Phenomenology of coupled non linear oscillators

TL;DR

This paper investigates the complex patterns and information processing capabilities of a ring of coupled nonlinear oscillators using entropic measures, revealing behaviors similar to cellular automata and analyzing system stability and parameter effects.

Contribution

It introduces a detailed analysis of coupled nonlinear oscillators' information dynamics using Lempel-Ziv entropy and stability measures, extending cellular automata concepts to continuous parameter spaces.

Findings

Complex spatial and temporal patterns resemble cellular automata behaviors.

System stability varies with initial conditions and control parameters.
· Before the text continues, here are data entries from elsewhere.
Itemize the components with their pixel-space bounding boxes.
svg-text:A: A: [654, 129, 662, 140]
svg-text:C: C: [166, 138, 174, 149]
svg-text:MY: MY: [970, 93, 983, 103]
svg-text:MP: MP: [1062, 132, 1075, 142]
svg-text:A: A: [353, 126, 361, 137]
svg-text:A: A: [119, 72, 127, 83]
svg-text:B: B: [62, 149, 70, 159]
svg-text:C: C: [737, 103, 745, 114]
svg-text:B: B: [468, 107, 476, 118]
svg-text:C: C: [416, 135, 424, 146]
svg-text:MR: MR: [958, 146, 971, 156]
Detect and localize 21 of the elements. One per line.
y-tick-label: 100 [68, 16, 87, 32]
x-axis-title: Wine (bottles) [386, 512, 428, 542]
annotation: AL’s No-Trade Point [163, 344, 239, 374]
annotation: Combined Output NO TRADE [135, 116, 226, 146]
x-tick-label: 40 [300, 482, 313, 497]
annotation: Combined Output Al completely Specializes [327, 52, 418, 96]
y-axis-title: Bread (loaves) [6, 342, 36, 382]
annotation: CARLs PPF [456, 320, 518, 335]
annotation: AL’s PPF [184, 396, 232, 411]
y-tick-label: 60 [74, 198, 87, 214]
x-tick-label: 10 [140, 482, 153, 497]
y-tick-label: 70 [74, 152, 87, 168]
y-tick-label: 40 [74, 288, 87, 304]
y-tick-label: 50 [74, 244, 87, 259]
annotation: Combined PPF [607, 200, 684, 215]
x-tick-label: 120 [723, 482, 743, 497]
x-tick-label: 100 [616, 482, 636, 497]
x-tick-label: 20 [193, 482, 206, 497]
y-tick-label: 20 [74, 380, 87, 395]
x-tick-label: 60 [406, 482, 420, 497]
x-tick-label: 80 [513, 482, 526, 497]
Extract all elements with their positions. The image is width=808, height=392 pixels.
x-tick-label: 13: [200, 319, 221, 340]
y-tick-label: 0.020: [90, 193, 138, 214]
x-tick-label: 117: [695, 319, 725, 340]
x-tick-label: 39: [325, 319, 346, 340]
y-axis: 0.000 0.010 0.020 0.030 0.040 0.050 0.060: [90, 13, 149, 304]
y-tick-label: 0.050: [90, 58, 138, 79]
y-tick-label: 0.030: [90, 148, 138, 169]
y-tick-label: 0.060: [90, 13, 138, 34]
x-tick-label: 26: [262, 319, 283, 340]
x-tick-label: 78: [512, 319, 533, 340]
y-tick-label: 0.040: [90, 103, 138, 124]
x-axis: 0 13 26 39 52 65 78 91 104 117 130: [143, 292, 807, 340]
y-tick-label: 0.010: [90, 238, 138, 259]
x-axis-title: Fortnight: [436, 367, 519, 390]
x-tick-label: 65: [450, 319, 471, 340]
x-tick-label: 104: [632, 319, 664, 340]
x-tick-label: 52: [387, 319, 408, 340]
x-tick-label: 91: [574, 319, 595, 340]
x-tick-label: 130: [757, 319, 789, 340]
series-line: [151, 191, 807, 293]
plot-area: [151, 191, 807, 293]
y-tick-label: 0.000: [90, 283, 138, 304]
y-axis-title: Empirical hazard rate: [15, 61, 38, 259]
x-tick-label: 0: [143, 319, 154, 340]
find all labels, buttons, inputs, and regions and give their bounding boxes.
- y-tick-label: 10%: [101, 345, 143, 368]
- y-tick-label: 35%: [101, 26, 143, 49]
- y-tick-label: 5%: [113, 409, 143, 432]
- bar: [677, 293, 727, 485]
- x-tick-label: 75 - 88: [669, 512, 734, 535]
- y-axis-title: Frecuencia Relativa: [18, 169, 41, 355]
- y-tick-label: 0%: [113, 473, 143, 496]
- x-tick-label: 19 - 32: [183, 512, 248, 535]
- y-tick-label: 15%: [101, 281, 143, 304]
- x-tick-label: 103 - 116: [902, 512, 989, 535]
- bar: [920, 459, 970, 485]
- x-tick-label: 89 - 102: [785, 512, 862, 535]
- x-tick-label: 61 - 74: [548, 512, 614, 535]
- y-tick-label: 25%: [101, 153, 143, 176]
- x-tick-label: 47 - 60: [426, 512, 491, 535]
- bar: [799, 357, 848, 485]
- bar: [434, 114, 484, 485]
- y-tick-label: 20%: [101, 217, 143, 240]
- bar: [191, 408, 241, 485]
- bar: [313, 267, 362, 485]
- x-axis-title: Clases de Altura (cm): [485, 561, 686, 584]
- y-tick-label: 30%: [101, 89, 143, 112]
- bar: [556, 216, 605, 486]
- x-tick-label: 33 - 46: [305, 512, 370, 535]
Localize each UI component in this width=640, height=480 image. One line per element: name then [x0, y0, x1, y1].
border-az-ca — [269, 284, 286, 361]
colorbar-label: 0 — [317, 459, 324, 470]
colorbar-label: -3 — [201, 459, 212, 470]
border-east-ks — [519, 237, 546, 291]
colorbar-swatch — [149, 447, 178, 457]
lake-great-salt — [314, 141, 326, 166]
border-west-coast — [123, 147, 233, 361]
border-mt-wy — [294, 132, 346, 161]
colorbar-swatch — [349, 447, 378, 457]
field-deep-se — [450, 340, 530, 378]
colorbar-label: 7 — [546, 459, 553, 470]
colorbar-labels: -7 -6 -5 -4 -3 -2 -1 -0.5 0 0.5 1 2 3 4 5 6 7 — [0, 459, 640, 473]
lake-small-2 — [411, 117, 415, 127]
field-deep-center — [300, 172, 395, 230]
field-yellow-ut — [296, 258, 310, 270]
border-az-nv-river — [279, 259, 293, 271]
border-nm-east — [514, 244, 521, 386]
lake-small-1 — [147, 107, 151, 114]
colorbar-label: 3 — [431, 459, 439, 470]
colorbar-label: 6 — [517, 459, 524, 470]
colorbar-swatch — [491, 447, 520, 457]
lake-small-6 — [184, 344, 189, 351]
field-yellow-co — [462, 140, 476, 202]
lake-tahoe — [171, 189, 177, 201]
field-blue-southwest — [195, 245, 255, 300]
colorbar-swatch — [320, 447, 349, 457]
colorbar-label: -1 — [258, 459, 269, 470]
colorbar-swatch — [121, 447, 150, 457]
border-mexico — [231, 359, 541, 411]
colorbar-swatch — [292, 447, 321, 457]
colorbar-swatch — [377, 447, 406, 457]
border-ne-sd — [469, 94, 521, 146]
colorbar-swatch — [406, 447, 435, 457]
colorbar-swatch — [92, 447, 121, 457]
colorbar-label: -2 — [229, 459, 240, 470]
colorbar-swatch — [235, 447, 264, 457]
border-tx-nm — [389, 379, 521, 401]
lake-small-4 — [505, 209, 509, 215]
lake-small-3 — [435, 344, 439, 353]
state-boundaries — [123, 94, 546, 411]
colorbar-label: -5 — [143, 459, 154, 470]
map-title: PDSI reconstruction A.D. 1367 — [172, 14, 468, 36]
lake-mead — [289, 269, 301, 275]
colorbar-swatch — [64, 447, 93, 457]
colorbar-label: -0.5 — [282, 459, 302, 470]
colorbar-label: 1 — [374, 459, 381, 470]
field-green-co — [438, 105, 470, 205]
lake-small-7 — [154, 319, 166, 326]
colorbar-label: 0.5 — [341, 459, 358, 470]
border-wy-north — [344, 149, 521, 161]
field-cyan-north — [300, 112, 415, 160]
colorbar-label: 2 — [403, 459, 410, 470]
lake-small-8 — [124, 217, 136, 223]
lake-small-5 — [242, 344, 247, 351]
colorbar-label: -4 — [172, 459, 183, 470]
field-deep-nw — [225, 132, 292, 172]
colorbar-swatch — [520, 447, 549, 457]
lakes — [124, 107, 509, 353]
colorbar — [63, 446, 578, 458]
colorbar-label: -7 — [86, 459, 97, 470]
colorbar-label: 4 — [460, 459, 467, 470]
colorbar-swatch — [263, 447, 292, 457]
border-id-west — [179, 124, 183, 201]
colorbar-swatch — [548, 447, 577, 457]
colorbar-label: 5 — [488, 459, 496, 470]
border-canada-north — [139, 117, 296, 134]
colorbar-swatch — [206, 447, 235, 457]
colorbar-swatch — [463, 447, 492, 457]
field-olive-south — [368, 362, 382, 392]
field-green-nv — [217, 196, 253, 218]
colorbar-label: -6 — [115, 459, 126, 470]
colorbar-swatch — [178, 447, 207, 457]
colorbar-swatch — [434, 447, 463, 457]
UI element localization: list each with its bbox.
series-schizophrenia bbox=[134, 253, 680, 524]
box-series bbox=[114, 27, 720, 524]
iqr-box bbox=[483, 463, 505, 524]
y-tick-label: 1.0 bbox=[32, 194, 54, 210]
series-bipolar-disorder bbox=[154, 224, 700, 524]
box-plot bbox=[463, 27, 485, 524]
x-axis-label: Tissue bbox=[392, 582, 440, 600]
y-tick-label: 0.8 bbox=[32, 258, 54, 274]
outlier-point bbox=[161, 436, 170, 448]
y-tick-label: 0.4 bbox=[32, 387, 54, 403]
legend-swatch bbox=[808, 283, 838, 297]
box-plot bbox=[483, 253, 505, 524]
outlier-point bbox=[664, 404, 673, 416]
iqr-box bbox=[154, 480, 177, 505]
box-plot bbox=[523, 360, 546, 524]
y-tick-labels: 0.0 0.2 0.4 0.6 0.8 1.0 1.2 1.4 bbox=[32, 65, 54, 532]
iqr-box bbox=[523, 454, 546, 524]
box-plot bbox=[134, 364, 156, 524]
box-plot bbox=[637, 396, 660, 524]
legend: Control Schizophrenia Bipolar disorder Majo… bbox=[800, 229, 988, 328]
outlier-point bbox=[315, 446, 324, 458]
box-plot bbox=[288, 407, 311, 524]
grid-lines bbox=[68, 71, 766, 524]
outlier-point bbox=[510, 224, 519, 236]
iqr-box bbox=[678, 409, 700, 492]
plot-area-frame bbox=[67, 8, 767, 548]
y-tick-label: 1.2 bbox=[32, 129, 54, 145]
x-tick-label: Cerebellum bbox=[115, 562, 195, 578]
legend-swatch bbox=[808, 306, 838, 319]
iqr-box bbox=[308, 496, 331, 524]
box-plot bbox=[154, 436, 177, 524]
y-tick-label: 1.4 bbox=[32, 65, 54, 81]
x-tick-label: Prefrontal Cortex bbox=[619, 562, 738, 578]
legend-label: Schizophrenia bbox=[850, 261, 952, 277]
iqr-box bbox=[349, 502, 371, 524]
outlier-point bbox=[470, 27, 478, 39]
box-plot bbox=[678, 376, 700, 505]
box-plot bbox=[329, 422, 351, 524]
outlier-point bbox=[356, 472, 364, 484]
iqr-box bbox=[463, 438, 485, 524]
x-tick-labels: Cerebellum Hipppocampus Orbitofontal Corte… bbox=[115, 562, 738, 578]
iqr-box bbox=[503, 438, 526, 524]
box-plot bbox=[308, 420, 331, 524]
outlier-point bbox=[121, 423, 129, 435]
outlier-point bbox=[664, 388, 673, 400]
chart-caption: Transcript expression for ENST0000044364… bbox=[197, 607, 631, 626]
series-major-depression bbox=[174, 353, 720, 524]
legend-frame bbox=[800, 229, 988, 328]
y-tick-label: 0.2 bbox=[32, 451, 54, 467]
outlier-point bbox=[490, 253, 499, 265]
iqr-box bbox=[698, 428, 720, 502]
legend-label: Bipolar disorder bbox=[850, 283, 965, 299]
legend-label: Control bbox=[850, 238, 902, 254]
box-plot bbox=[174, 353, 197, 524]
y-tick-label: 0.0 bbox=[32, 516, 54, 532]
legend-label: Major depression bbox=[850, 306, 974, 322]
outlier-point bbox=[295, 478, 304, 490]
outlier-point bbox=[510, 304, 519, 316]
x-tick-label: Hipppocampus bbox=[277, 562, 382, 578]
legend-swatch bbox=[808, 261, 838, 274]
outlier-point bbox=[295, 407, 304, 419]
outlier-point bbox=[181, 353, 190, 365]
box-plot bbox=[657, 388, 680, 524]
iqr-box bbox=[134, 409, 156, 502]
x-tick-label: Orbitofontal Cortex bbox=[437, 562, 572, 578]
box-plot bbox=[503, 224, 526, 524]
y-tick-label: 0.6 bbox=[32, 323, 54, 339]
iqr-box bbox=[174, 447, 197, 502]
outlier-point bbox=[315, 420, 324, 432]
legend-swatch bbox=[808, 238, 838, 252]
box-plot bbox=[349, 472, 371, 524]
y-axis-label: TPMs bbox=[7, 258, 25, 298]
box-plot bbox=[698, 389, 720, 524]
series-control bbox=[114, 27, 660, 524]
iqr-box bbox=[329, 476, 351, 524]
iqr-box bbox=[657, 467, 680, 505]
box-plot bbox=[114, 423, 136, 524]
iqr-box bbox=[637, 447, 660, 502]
Density of digits over time provides insights into system dynamics.

Abstract

A recently introduced model of coupled non linear oscillators in a ring is revisited in terms of its information processing capabilities. The use of Lempel-Ziv based entropic measures allows to study thoroughly the complex patterns appearing in the system for different values of the control parameters. Such behaviors, resembling cellular automata, have been characterized both spatially and temporally. Information distance is used to study the stability of the system to perturbations in the initial conditions and in the control parameters. The latter is not an issue in cellular automata theory, where the rules form a numerable set, contrary to the continuous nature of the parameter space in the system studied in this contribution. The variation in the density of the digits, as a function of time is also studied. Local transitions in the control parameter space are also discussed.